Era um casarão grande, de dois andares, rés-do-chão, chácara cheia de
fruteiras, rico de salas, quartos, alcovas, povoado de parentes,
contraparentes, fâmulos, escravos; e a escada que servia os dois pavimentos,
situada um pouco além da fachada, a desdobrar-se em toda a largura do prédio,
era iluminada por uma grande e larga clarabóia de vidros multicores. Todo ele
era assoalhado de peroba de Campos, com vastas tábuas largas, quase da largura
da tora de que nasceram; e as esquadrias, portas, janelas, eram de madeira de
lei. Mesmo a cocheira e o albergue da sege eram de boa madeira e tudo coberto
de excelentes e pesadas telhas. Que cousas curiosas havia entre os seus móveis
e alfaias? Aquela mobília de jacarandá-cabiúna com o seu vasto canapé, de três
espaldares, ovalados e vastos, que mais parecia uma cama que mesmo um móvel de
sala; aqueles imensos consolos, pesados, e ainda mais com aqueles enormes
jarrões de porcelana da Índia que não vemos mais; aqueles desmedidos retratos
dos seus antepassados, a ocupar as paredes de alto abaixo - onde andava tudo
aquilo? Não sabia... Vendera ele, aqueles objetos? Alguns; e dera muitos.
Umas
cousas, porém, ficaram com o irmão que morrera cônsul na Inglaterra e lá
deixara a prole; outras, com a irmã que se casara para o Pará... Tudo, enfim,
desaparecera. O que ele estranhava ter desaparecido eram as alfaias de prata,
as colheres, as facas, o coador de chá... E o espevitador de velas? Como ele se
lembrava desse utensílio obsoleto, de prata!
Era
com ternura que se recordava dele, nas mãos de sua mãe, quando, nos longos
serões, na sala de jantar, à espera do chá - que chá! - ele o via aparar os
morrões das velas do candelabro, enquanto ela, sua mãe, não interrompia a
história do Príncipe Tatu, que estava contando...
A
tia Maria Benedita, muito velha, ao lado, sentada na estreita cadeira de
jacarandá, tendo o busto ereto, encostado ao alto espaldar, ficava do lado, com
os braços estendidos sobre os da cadeira, o tamborete aos pés, olhando atenta
aquela sessão familiar, com o seu agudo olhar de velha e a sua hierática pose
de estátua tebana tumular. Eram os nhonhôs e nhanhãs, nas cadeiras; e as crias
e molecotes acocorados no assoalho, a ouvir... Era menino...
O
aparelho de chá, o usual, o de todo o dia, como era lindo! Feito de uma louça
negra, com ornatos em relevo, e um discreto esmalte muito igual de brilho -
donde viera aquilo? Da China, da Índia?
E
a gamela de bacurubu em que a Inácia, a sua ama, lhe dava banho - onde estava?

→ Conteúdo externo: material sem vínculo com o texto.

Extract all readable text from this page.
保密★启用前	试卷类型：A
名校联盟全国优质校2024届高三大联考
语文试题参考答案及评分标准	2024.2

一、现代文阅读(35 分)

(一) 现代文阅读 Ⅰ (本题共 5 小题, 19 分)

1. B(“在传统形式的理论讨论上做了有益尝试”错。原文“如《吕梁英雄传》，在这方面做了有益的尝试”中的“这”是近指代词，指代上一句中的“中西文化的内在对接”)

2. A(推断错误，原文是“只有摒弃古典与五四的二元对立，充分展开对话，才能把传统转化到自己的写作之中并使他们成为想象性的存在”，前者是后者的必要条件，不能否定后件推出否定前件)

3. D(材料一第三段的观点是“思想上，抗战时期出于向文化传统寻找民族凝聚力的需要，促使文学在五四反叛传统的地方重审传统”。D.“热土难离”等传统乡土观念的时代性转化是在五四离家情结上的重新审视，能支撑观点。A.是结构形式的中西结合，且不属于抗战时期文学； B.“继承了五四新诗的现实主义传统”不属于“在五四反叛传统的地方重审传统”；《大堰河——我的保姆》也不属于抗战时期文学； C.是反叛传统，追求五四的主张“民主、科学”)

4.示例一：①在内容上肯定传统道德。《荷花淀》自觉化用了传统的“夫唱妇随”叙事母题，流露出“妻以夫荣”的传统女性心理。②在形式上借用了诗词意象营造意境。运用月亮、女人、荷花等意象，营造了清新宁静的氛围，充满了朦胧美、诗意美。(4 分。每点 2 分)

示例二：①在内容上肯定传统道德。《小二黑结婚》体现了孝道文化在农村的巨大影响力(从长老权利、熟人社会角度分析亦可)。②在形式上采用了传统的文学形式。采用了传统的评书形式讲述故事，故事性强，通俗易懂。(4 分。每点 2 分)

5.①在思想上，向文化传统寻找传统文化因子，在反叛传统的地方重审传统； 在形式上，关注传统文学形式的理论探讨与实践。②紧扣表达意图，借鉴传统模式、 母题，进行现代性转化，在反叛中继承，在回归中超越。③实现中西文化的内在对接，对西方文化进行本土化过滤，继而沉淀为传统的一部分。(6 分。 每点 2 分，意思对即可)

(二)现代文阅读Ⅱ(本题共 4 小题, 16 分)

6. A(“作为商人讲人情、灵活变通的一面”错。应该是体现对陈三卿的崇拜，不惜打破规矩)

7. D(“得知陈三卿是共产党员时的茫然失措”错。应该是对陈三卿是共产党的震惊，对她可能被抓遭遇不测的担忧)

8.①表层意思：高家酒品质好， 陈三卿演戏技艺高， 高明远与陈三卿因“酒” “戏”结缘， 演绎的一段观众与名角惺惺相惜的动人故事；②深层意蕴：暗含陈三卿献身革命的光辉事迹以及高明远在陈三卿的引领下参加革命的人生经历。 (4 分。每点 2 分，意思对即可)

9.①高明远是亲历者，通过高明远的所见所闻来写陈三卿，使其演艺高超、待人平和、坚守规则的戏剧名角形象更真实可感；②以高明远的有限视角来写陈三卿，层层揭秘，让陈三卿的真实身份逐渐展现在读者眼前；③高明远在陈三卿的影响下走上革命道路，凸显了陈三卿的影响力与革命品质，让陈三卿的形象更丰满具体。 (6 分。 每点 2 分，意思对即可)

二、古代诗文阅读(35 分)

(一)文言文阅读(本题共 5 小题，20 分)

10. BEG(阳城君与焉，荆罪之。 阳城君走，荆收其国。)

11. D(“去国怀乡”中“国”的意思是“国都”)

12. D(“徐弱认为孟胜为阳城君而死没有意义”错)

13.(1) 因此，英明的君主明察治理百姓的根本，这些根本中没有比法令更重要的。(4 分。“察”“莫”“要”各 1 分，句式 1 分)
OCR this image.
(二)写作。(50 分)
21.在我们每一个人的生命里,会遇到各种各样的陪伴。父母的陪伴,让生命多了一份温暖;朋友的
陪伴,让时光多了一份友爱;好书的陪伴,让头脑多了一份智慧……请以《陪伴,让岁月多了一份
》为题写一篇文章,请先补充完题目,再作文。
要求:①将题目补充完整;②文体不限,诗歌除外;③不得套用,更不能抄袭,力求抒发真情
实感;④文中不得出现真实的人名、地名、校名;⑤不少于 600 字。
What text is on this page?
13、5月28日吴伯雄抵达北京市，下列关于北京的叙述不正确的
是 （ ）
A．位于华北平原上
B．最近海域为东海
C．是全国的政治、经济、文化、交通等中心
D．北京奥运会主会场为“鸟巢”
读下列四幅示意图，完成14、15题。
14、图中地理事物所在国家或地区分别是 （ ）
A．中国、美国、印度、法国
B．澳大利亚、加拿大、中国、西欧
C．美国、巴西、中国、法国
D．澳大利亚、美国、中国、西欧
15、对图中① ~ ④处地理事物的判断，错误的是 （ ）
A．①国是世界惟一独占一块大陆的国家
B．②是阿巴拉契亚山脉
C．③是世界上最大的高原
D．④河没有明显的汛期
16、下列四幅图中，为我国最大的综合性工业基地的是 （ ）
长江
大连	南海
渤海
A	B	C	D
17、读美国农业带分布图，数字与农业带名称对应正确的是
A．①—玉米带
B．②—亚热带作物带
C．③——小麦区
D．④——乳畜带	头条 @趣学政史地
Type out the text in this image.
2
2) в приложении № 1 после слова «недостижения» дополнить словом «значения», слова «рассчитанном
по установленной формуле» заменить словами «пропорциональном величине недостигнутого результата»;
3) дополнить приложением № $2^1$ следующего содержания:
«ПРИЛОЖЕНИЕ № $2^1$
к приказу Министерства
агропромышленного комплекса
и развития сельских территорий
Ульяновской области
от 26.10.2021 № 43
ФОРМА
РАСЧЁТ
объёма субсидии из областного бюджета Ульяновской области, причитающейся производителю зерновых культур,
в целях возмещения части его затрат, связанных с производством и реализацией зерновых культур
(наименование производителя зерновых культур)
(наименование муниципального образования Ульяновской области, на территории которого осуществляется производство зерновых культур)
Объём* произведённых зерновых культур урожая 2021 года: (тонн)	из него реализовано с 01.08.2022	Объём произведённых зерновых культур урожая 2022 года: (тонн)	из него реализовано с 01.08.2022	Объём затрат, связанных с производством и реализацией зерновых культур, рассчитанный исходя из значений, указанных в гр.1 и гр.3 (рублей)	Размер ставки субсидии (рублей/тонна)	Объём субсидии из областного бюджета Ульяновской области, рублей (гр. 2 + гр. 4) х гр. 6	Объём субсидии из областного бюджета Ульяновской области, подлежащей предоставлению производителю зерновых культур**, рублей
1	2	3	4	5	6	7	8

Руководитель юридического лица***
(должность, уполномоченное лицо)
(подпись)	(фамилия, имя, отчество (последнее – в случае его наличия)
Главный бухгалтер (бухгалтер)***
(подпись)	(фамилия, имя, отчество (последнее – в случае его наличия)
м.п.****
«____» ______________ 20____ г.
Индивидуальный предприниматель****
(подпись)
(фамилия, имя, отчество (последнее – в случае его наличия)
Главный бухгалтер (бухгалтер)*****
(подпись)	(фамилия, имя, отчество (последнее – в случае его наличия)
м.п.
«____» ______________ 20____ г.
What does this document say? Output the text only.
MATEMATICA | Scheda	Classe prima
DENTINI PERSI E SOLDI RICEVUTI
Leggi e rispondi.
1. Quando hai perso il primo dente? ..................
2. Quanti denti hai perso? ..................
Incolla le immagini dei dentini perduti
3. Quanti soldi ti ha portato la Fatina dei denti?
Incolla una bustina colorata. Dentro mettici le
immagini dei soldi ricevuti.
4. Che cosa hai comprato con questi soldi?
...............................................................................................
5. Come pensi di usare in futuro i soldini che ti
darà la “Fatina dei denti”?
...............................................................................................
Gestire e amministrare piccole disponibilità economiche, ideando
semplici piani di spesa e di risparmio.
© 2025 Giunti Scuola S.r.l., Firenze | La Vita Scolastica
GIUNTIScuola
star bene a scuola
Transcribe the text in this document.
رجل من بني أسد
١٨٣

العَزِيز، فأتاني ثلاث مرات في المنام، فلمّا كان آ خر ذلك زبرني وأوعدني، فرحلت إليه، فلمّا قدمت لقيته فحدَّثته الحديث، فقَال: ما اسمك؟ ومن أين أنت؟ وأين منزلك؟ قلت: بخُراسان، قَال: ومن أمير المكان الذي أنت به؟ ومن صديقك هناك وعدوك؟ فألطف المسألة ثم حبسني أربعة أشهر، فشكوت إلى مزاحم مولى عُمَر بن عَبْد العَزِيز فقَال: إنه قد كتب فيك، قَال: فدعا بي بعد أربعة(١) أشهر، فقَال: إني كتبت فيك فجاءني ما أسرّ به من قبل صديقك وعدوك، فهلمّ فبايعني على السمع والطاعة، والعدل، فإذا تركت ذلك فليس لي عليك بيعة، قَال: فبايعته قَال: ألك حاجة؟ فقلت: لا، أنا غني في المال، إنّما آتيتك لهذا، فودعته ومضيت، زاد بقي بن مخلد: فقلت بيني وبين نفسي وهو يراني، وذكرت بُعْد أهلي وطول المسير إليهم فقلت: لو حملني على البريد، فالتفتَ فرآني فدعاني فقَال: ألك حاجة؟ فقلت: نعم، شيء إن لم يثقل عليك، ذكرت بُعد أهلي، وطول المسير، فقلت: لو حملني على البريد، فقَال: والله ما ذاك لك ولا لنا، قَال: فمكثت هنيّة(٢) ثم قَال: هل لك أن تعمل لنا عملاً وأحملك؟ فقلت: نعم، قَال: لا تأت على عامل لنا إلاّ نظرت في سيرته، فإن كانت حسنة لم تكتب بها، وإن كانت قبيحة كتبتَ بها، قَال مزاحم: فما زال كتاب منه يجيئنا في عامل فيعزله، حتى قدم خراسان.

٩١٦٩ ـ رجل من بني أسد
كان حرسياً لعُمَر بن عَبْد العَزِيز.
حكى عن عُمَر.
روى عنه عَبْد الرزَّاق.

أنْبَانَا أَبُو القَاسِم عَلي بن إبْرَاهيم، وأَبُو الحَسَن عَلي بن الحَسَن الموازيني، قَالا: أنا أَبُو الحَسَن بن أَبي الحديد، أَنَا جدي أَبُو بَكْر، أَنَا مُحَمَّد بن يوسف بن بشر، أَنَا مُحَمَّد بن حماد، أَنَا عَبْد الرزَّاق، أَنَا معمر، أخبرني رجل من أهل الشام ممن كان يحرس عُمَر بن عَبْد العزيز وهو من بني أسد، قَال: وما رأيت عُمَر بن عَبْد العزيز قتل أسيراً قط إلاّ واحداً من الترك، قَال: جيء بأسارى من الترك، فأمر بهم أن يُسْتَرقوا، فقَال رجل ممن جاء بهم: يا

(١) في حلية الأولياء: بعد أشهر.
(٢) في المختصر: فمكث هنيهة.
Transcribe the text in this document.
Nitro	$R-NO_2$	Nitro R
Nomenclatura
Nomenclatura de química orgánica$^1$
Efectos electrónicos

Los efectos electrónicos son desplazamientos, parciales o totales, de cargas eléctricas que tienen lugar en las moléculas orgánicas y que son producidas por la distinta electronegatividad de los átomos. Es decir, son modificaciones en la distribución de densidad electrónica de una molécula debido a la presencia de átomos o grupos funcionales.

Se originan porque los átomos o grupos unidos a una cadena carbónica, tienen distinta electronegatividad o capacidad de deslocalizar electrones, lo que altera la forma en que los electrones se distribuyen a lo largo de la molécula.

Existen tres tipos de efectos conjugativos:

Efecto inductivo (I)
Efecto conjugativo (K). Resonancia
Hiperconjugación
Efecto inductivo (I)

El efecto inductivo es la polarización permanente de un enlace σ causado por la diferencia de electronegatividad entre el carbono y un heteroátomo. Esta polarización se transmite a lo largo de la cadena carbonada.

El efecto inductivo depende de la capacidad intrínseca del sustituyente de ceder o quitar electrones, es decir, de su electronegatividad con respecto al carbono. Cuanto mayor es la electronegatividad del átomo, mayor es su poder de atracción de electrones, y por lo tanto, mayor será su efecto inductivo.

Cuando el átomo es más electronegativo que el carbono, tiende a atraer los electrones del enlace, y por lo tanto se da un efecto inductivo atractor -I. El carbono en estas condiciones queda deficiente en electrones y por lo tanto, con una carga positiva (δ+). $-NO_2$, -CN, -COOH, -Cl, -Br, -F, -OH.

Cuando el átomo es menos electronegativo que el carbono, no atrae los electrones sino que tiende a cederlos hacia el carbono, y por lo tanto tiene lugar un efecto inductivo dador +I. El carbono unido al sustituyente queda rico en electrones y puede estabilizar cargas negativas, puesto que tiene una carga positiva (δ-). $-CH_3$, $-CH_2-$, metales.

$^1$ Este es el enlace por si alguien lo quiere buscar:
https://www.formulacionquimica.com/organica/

Ah! As mudanças! Antes nunca tivesse vendido a casa paterna...
A
casa é que conserva todas as recordações de família. Perdida que seja, como que
ela se vinga fazendo dispersar as relíquias familiares que, de algum modo,
conservavam a alma e a essência das pessoas queridas e mortas... Ele não podia,
entretanto, manter o casarão... Foi o tempo, as leis, o progresso...
Todos
aqueles trastes, todos aqueles objetos, no seu tempo de menino, sem grande
valia, hoje valeriam muito... Tinha ainda o bule do aparelho de chá, um
escumador, um guéridon com trabalho
de embutido... Se ele tivesse (insistia) conservado a casa, tê-los-ia todos
hoje, para poder rever o perfil aquilino, duro e severo do seu pai, tal qual
estava ali, no retrato de Agostinho da Mota, professor de academia; e também a
figurinha de Sèvres que era a sua mãe em moça, mas que os retratistas da terra
nunca souberam pôr na tela. Mas não pôde conservar a casa... A constituição da
família carioca foi insensivelmente se modificando; e ela era grande demais
para a sua. De resto, o inventário, as partilhas, a diminuição de rendas, tudo
isso tirou-a dele. A culpa não era sua, dele, era da marcha da sociedade em que
vivia...
Essas
recordações lhe vinham sempre e cada vez mais fortes, desde os quarenta e cinco
anos; estivesse triste ou alegre, elas lhe acudiam. Seu pai, o Conselheiro
Fernandes Carregal, tenente-coronel do Corpo de Engenheiros e lente da Escola
Central, era filho do sargento-mor de engenharia e também lente da Academia
Real Militar que o Conde de Linhares, ministro de Dom João VI, fundou em 1810,
no Rio de Janeiro, com o fim de se desenvolverem entre nós os estudos de
ciências matemáticas, físicas e naturais, como lá diz o ato oficial que a
instituiu. Desta academia todos sabem como vieram a surgir a atual Escola
Politécnica e a extinta Escola Militar da Praia Vermelha. O filho de Carregal,
porém, não passara por nenhuma delas; e, apesar de farmacêutico, nunca se
sentira atraído pela especialidade dos estudos do pai. Este dedicara-se, a seu
modo e ao nosso jeito, à Química. Tinha por ela uma grande mania...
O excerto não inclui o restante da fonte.